- Renewed militant activity has forced Royal Dutch Shell to evacuate most of its staff from its production facility, Eja OML 79. The Shell evacuation was carried out via helicopter over the weekend. Ninety-eight key personnel were airlifted from Eja OML 79, run by SPDC, where the production of 90,000 barrels of oil per day has been halted. A small group of staff was left on the platform to carry out skeletal operations. The staff and facility are offered protection by two gunboats belonging to the Military Joint Task-force. Close to Eja 79 is the Bonga Field, which has a larger production capacity and is operated by another Shell subsidiary, SNEPCO. Some staff had been evacuated from Bonga, while the wider security implications are being reviewed by the company.

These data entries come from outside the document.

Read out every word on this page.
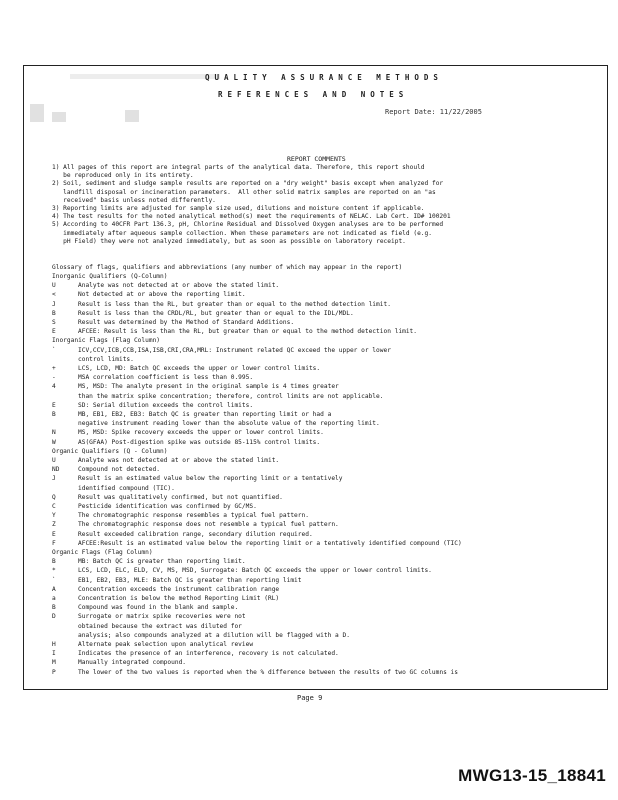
QUALITY ASSURANCE METHODS
REFERENCES AND NOTES
Report Date: 11/22/2005
REPORT COMMENTS
1) All pages of this report are integral parts of the analytical data. Therefore, this report should
be reproduced only in its entirety.
2) Soil, sediment and sludge sample results are reported on a "dry weight" basis except when analyzed for
landfill disposal or incineration parameters.  All other solid matrix samples are reported on an "as
received" basis unless noted differently.
3) Reporting limits are adjusted for sample size used, dilutions and moisture content if applicable.
4) The test results for the noted analytical method(s) meet the requirements of NELAC. Lab Cert. ID# 100201
5) According to 40CFR Part 136.3, pH, Chlorine Residual and Dissolved Oxygen analyses are to be performed
immediately after aqueous sample collection. When these parameters are not indicated as field (e.g.
pH Field) they were not analyzed immediately, but as soon as possible on laboratory receipt.
Glossary of flags, qualifiers and abbreviations (any number of which may appear in the report)
Inorganic Qualifiers (Q-Column)
U	Analyte was not detected at or above the stated limit.
<	Not detected at or above the reporting limit.
J	Result is less than the RL, but greater than or equal to the method detection limit.
B	Result is less than the CRDL/RL, but greater than or equal to the IDL/MDL.
S	Result was determined by the Method of Standard Additions.
E	AFCEE: Result is less than the RL, but greater than or equal to the method detection limit.
Inorganic Flags (Flag Column)
`	ICV,CCV,ICB,CCB,ISA,ISB,CRI,CRA,MRL: Instrument related QC exceed the upper or lower
control limits.
+	LCS, LCD, MD: Batch QC exceeds the upper or lower control limits.
-	MSA correlation coefficient is less than 0.995.
4	MS, MSD: The analyte present in the original sample is 4 times greater
than the matrix spike concentration; therefore, control limits are not applicable.
E	SD: Serial dilution exceeds the control limits.
B	MB, EB1, EB2, EB3: Batch QC is greater than reporting limit or had a
negative instrument reading lower than the absolute value of the reporting limit.
N	MS, MSD: Spike recovery exceeds the upper or lower control limits.
W	AS(GFAA) Post-digestion spike was outside 85-115% control limits.
Organic Qualifiers (Q - Column)
U	Analyte was not detected at or above the stated limit.
ND	Compound not detected.
J	Result is an estimated value below the reporting limit or a tentatively
identified compound (TIC).
Q	Result was qualitatively confirmed, but not quantified.
C	Pesticide identification was confirmed by GC/MS.
Y	The chromatographic response resembles a typical fuel pattern.
Z	The chromatographic response does not resemble a typical fuel pattern.
E	Result exceeded calibration range, secondary dilution required.
F	AFCEE:Result is an estimated value below the reporting limit or a tentatively identified compound (TIC)
Organic Flags (Flag Column)
B	MB: Batch QC is greater than reporting limit.
*	LCS, LCD, ELC, ELD, CV, MS, MSD, Surrogate: Batch QC exceeds the upper or lower control limits.
`	EB1, EB2, EB3, MLE: Batch QC is greater than reporting limit
A	Concentration exceeds the instrument calibration range
a	Concentration is below the method Reporting Limit (RL)
B	Compound was found in the blank and sample.
D	Surrogate or matrix spike recoveries were not
obtained because the extract was diluted for
analysis; also compounds analyzed at a dilution will be flagged with a D.
H	Alternate peak selection upon analytical review
I	Indicates the presence of an interference, recovery is not calculated.
M	Manually integrated compound.
P	The lower of the two values is reported when the % difference between the results of two GC columns is
Page 9
MWG13-15_18841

- Premium Times is reporting that the FG will, within the next few days, introduce policy changes that will kick-start the full deregulation of the downstream sector of the Nigerian petroleum industry. As a result, there will be a minimum of 27.17 percent rise in the price of petrol nationwide, with the product reaching about
N110 per litre at NNPC-owned filling stations and higher at other independent outlets. Because of fears of a possible backlash, there will be no formal announcement of the policy. Industry sources familiar with the plan said government was on the verge of discreetly giving permission to petroleum products marketers to gradually adjust their pump prices as early as midweek to signal the formal take-off of deregulation in the country. The unnamed sources told the paper that the government resorted to this drastic decision to end the vicious cycle of fuel scarcity crises and avoid subsidy payments.
- A drop in the volume of imports in the country has led to a decline in revenue generated in the first quarter of the year at seaports by Customs, and put its
N1 trillion revenue target for the year at risk. At the Lagos seaports, a 21 percent drop in revenue was recorded in Q1 according to the Customs Area Controller, Willy Egbudin. Lagos generated N61.7 billion in Q1 of 2016 as against N74.71 billion generated in 2015. Egbudin blamed the drop in revenue to the general economic downturn, which had in turn affected the number of vessels calling at the sea ports. He said they were fewer bulk cargoes because importers had been denied access to foreign exchange. Stakeholders on their part attribute the drop in imports to the CBN’s monetary policies, including the restriction of access to the American dollar.